David’s Score for Super Slimey: 8.2/10
On the evening of October 20th, the hip-hop world was electrified when Future and Young Thug, two of the industry’s hottest artists, announced that they would release a collab album at midnight.
In today’s modern age, everyone finds out everything. In hip-hop especially, it has become extremely rare for an album to release without being plagued by pre-release leaks. Future & Young Thug broke this new norm with Super Slimey, which was released out of nowhere.
The duo are often grouped together, being modern rappers coming out of Atlanta that have many stylistic parallels. For example, they are two pioneers of the use of autotune in hip-hop, something that has become an industry norm. With both artists being very collaborative by nature, the pair together has a very surprisingly short history of work together.
With this unusually brief history of collaboration, Super Slimey is exactly what hip-hop enthusiasts have been craving as both Future and Thug have risen to the top of the game. Likely as a result of years of anticipation, the album is somewhat anticlimactic. On the album as a whole, neither rapper showed up in peak form.
That being said, it’d be ridiculous to downplay the album to the point of saying it isn’t one of the more solid hip-hop projects of the year. Where it lacked the explosiveness, catchiness, and chemistry that might have been expected, the tracklist is decorated with some of the best production in recent memory. Additionally, Offset’s feature on “Patek Water” helps to create an electrifying track that would stand out on any album. Meanwhile, Future is reminiscent of older mixtapes like 56 Nights, tapping back into his emotional rapping side on tracks like “Group Home,” spitting bars like “You can’t cry over scars this permanent.”
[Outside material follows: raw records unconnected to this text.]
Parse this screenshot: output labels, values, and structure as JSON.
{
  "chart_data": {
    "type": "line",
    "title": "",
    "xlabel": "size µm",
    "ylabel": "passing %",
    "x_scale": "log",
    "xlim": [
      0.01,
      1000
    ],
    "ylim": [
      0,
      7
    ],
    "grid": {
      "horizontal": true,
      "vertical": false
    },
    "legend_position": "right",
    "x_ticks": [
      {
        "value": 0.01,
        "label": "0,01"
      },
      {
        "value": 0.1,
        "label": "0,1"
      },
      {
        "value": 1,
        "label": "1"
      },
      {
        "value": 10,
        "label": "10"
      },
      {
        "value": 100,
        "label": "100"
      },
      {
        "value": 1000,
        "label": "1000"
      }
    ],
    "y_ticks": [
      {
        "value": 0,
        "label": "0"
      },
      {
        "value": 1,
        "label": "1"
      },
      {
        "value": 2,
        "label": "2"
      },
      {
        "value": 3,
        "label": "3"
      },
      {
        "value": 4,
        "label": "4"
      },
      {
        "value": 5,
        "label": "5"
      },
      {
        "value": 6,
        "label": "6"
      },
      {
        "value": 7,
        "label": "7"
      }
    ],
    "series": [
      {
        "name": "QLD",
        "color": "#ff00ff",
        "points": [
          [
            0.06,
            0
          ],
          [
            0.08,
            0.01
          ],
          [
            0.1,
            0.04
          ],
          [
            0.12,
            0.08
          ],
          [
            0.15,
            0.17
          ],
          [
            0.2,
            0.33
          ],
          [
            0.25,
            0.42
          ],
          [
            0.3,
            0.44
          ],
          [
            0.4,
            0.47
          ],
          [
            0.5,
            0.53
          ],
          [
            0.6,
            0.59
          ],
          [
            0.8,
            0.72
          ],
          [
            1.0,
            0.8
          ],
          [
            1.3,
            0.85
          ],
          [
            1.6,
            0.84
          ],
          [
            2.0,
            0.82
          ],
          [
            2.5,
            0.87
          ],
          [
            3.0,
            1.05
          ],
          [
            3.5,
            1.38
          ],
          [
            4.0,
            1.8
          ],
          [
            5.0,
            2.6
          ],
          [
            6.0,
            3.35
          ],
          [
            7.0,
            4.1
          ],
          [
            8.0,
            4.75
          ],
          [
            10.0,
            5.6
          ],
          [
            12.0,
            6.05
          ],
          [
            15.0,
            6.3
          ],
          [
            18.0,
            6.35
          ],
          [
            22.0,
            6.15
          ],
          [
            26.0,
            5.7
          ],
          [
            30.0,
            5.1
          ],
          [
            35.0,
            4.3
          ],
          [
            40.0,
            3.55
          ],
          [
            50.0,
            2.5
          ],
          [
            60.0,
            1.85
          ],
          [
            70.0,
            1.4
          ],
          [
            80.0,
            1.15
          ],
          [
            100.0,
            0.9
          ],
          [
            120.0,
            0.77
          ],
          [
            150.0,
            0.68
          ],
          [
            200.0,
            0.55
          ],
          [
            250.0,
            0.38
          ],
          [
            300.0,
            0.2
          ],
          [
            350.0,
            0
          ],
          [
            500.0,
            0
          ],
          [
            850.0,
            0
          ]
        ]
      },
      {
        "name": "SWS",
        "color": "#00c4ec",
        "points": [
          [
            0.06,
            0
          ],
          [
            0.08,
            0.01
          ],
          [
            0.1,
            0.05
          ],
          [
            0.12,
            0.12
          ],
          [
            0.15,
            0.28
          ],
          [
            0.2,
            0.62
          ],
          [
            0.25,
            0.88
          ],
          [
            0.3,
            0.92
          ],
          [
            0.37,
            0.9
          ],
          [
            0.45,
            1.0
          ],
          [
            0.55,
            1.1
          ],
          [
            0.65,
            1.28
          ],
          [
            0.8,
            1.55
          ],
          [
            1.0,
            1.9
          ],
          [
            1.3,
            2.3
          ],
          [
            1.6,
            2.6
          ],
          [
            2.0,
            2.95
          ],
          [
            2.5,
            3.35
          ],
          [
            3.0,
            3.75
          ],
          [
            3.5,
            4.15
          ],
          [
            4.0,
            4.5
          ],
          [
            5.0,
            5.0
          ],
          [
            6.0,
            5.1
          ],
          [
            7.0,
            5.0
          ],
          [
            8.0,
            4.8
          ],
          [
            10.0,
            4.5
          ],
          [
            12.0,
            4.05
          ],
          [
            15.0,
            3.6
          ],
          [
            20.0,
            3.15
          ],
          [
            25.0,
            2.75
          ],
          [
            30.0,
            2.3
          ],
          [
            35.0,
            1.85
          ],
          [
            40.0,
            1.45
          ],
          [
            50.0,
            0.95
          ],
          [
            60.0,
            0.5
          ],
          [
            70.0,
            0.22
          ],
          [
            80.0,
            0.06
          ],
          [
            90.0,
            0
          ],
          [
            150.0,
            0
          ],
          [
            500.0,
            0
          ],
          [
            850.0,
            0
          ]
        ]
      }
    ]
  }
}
Through their respective ascensions, both rappers have become known for their unusual vocal styles, often mumbling or screeching through verses and choruses alike, and vocal style is definitely a stand out aspect of Super Slimey. On “Three,” both rappers spit their verses with an effect sounding like they are rapping through a megaphone. On “Killed Before,” a solo Thug track, he bends his voice in new, creative ways over a warped guitar instrumental, while on “Group Home,” Future sings the chorus in a pain filled, deep, and dark tone that creates a standout exit track for the album.
While much of the album consists of the duo trading verses filled with references to drug abuse, high end watch brands, and glistening diamonds in a way that almost feels forced at times, it certainly has highlights. Overall, it is undeniably a solid album that should fulfill the thirst of hip-hop enthusiasts until Thug and Future drop their next albums.